Selanjutnya, Ratna Susianawati menyampaikan bahwa dalam proses penyusunan usulan pemerintah atas naskah RUU TPKS telah melibatkan berbagai pihak termasuk elemen masyarakat sipil. Di dalam Daftar Invetarisasi Masalah (DIM) yang disusun pemerintah, telah diusulkan sejumlah hal termasuk di dalamnya pengaturan tentang kekerasan berbasis gender online, pasal jembatan untuk hukum acara, dan sistem layanan terpadu. KPPPA juga berkomitmen akan memastikan usulan Komnas Perempuan dimasukkan dalam proses pembahasan antara DPR dan Pemerintah nantinya.

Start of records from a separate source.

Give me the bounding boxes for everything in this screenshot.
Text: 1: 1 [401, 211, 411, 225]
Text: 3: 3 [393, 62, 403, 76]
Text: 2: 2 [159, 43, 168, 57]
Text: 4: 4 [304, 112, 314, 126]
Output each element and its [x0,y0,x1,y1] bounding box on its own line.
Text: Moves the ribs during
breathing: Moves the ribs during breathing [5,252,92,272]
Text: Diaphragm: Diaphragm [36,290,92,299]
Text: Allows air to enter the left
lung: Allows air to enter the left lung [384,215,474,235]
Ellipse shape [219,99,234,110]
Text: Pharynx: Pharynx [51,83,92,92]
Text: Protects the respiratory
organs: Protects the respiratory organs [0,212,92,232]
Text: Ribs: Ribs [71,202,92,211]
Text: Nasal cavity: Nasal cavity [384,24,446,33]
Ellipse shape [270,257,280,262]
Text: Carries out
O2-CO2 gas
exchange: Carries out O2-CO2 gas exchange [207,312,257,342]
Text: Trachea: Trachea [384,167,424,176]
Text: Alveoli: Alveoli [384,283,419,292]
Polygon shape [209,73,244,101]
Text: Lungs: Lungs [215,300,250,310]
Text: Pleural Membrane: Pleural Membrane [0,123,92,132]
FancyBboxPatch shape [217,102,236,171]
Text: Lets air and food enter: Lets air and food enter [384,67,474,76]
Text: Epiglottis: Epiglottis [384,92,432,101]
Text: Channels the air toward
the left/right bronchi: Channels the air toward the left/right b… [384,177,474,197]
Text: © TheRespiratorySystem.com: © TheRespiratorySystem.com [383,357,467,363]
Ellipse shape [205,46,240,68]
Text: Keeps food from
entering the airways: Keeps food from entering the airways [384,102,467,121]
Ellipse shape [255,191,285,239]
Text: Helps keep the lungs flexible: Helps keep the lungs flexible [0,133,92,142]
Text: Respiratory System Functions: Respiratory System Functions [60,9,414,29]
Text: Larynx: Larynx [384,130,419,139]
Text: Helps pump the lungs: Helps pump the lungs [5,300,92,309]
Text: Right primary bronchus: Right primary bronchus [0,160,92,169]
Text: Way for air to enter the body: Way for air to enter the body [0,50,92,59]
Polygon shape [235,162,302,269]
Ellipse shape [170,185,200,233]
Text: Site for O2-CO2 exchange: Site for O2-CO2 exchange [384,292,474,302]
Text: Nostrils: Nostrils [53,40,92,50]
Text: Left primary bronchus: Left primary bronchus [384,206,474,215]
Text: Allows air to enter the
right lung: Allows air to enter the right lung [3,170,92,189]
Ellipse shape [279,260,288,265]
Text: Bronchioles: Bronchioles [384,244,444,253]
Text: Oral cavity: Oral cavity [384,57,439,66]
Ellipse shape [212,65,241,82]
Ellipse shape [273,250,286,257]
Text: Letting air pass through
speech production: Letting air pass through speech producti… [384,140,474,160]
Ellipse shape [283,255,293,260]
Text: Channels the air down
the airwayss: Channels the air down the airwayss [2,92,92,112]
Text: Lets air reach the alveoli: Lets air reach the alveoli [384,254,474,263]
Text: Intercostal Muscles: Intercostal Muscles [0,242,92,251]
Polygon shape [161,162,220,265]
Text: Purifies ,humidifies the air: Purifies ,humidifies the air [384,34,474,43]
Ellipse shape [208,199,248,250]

Pada pertemuan ini, Olivia Salampessy selaku Wakil Ketua Komnas Perempuan menyampaikan bahwa dibutuhkan penguatan kelembagaan Komnas Perempuan dalam rangka melaksanakan mandatnya sebagai salah satu Lembaga Nasional Hak Asasi Manusia (LNHAM). Berdasarkan hasil pemantauan Komnas Perempuan, angka kekerasan terhadap perempuan dan anak meningkat dengan beragam bentuk. Hal ini juga ditegaskan oleh Menteri Pemberdayaan Perempuan dan Perlindungan Anak bahwa kasus kekerasan seksual adalah masalah yang serius. “Tiada hari tanpa pemberitaan kasus kekerasan seksual, payung hukum yang komprehensif harus segera dihadirkan karena korban tidak bisa lagi menunggu,” ujar Bintang Darmawati.

Diskusi ini menjadi ruang dialog yang substantif antara dua lembaga yang telah lama bekerja sama dan bersinergi dalam hal perlindungan perempuan dan penghapusan segala bentuk kekerasan berbasis gender di Indonesia.